Penjualan Rumah Subsidi di Yogyakarta Meningkat

Ilustrasi perumahan (Antara/Seno)

Oleh: / FER | Senin, 17 Juli 2017 | 17:54 WIB

Yogyakarta - Dewan Pengurus Daerah Real Estate Indonesia (DPD REI) Daerah Istimewa Yogyakarta (DIY) menyatakan optimistis penjualan rumah subsidi untuk segmen menengah ke bawah bisa mencapai target.

"Kami optimistis tercapai karena sampai pertengahan tahun ini penjualan rumah segmen menengah ke bawah khususnya yang bersubsidi mencapai 50 persen," kata ketua DPD REI DIY, Nur Andi Wijayanto, di Yogyakarta, Senin (17/1).

Nur Andi mengatakan, pembangunan rumah pada 2017 ditargetkan sebanyak 1.500 unit atau meningkat dari realisasi 2016 yang mencapai 1.360 unit. Dari target itu, 500 unit untuk segmen menengah ke bawah (middle low) dan 1.000 unit untuk menengah ke atas (middle up).

Menurut dia, sejak awal 2017 penjualan perumahan memang telah diarahkan untuk membidik segmen menengah ke bawah.

"Hal ini disebabkan penjualan perumahan segmen menengah ke bawah dengan harga Rp 300 juta ke bawah merupakan satu-satunya segmen penjualan properti yang tidak mengalami kontraksi pada 2016, di banding segmen lainnya," kata dia.

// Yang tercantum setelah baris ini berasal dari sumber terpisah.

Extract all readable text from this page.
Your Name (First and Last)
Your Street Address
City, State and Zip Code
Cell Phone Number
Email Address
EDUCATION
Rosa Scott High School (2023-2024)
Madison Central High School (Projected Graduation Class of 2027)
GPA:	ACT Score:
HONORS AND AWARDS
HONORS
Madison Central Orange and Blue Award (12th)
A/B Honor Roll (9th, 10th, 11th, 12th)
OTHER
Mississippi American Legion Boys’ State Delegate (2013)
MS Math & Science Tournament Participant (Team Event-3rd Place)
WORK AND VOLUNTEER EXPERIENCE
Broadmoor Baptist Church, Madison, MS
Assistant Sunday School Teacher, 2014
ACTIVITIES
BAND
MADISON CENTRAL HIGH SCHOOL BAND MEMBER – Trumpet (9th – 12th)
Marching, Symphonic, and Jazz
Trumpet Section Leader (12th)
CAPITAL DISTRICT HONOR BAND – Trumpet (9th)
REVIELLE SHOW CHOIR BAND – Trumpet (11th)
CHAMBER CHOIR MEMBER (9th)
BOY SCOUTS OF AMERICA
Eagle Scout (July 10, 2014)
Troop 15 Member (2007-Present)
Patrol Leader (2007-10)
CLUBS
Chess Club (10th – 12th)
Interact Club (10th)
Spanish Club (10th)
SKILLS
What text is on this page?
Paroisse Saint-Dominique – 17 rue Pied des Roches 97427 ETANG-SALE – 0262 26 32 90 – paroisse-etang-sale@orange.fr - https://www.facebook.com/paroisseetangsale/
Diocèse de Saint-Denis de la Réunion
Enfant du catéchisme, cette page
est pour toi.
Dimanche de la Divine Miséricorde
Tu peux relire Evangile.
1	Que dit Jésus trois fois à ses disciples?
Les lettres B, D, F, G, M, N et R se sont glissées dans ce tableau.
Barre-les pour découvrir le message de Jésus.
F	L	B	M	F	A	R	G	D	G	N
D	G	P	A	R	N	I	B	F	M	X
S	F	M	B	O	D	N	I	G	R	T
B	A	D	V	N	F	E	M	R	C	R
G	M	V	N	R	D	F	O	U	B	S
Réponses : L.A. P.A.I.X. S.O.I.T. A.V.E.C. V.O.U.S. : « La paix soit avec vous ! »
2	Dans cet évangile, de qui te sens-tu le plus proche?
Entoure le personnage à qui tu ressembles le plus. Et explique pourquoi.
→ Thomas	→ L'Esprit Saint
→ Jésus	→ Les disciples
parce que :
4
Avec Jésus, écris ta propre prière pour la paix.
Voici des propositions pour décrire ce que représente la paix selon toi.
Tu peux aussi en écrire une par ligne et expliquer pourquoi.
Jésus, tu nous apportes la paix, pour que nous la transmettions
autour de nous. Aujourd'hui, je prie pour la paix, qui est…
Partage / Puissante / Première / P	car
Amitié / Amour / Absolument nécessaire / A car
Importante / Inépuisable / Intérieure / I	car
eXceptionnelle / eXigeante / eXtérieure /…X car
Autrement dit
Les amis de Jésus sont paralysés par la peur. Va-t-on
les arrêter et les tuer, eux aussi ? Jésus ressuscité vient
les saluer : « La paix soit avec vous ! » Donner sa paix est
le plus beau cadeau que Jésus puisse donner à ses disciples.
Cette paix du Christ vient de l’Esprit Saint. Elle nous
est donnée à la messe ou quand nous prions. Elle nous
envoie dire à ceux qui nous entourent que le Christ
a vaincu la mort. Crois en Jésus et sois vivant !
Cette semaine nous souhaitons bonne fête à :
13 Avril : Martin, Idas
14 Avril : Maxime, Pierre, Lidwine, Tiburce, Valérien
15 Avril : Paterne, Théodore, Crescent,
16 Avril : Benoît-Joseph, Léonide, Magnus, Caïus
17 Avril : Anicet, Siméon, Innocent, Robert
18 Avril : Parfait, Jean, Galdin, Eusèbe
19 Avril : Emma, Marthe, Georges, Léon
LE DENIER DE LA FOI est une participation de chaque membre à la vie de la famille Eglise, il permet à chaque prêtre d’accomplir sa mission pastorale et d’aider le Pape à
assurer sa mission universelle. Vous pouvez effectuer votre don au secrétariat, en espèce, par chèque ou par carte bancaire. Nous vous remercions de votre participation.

Meski demikian, Nur Andi Wijayanto, mengatakan, untuk rumah subsidi dengan kisaran Rp 123 juta di DIY suplainya tidak banyak.

Sedangkan untuk penjualan perumahan segmen menengah ke atas dengan harga Rp 500 juta ke atas pada 2016 mengalami kontraksi penurunan 30-40 persen dan hingga saat ini masih melambat.

"Yang untuk segmen middle up memang kami perkirakan tahun ini tidak mencapai target," kata dia.

Menurut dia, pengembang lebih banyak menyasar pelanggan yang memiliki latar belakang pekerjaan di bidang pertambangan dan sektor industri berbasis komoditas, maka pada tahun ini sasaran pelanggan lebih meluas.

"Karena untuk segmen middle low, konsumen kami bisa lebih luas," kata dia.